Old AMO problem

By AM - GM inequality , we have 2 cases:

$\boxed{1.-}$ Let's suppose $d \ge 1$ , then $4(abc)^{\frac{1}{2}} \leq 4(abcd)^{\frac{1}{2}} \leq a^2 + b^2 + c^2 + d^2 \Rightarrow$ $256(abc)^{2} \leq 256(abcd)^{2} \leq (a^2 + b^2 + c^2 + d^2)^{4}.$ And ( $256(abcd)^{2} = (a^2 + b^2 + c^2 + d^2)^{4} \iff a = b = c = d$ ). In this case,if ( $a = b = c = d$ ) and if $d \ge 2, \space \text{ then } (abc)^2 < (abcd)^2 = a^8$ (this case lead us to one case which is impossible)

and if $d =1 = a = b = c, (abc)^2 = 1 < 1^2 + 1^2 + 1^2 + 1^2 = 4$ (this case is also impossible), so the only possibility is $d = 0$ .

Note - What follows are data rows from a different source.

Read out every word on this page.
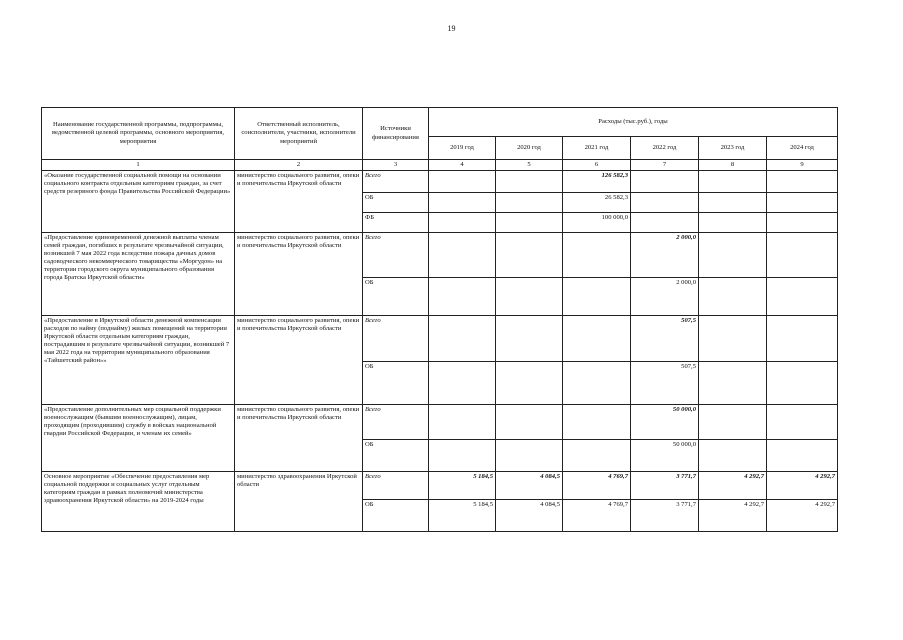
19
Наименование государственной программы, подпрограммы, ведомственной целевой программы, основного мероприятия, мероприятия	Ответственный исполнитель, соисполнители, участники, исполнители мероприятий	Источники финансирования	Расходы (тыс.руб.), годы					
			2019 год	2020 год	2021 год	2022 год	2023 год	2024 год
1	2	3	4	5	6	7	8	9
«Оказание государственной социальной помощи на основании социального контракта отдельным категориям граждан, за счет средств резервного фонда Правительства Российской Федерации»	министерство социального развития, опеки и попечительства Иркутской области	Всего			126 582,3			
		ОБ			26 582,3			
		ФБ			100 000,0			
«Предоставление единовременной денежной выплаты членам семей граждан, погибших в результате чрезвычайной ситуации, возникшей 7 мая 2022 года вследствие пожара дачных домов садоводческого некоммерческого товарищества «Моргудон» на территории городского округа муниципального образования города Братска Иркутской области»	министерство социального развития, опеки и попечительства Иркутской области	Всего				2 000,0		
		ОБ				2 000,0		
«Предоставление в Иркутской области денежной компенсации расходов по найму (поднайму) жилых помещений на территории Иркутской области отдельным категориям граждан, пострадавшим в результате чрезвычайной ситуации, возникшей 7 мая 2022 года на территории муниципального образования «Тайшетский район»»	министерство социального развития, опеки и попечительства Иркутской области	Всего				507,5		
		ОБ				507,5		
«Предоставление дополнительных мер социальной поддержки военнослужащим (бывшим военнослужащим), лицам, проходящим (проходившим) службу в войсках национальной гвардии Российской Федерации, и членам их семей»	министерство социального развития, опеки и попечительства Иркутской области	Всего				50 000,0		
		ОБ				50 000,0		
Основное мероприятие «Обеспечение предоставления мер социальной поддержки и социальных услуг отдельным категориям граждан в рамках полномочий министерства здравоохранения Иркутской области» на 2019-2024 годы	министерство здравоохранения Иркутской области	Всего	5 184,5	4 084,5	4 769,7	3 771,7	4 292,7	4 292,7
		ОБ	5 184,5	4 084,5	4 769,7	3 771,7	4 292,7	4 292,7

$\boxed{2.-}$ If $d = 0$ by AM - GM inequality again, $3(abc)^{\frac{2}{3}} \leq a^2 + b^2 + c^2 \Rightarrow (abc)^2 \leq 27(abc)^2 \leq (a^2 + b^2 + c^2)^3$ and the last inequality is only an equality if and only if $a = b = c$ . In this case, $(abc)^2 = a^6 \leq 27a^6$ and hence, the equation $(abc)^2 = a^2 + b^2 + c^2$ has the only solution $(a,b,c) = (0,0,0)$ and all this implies that the only solution is $(a,b,c,d) = (0,0,0,0)$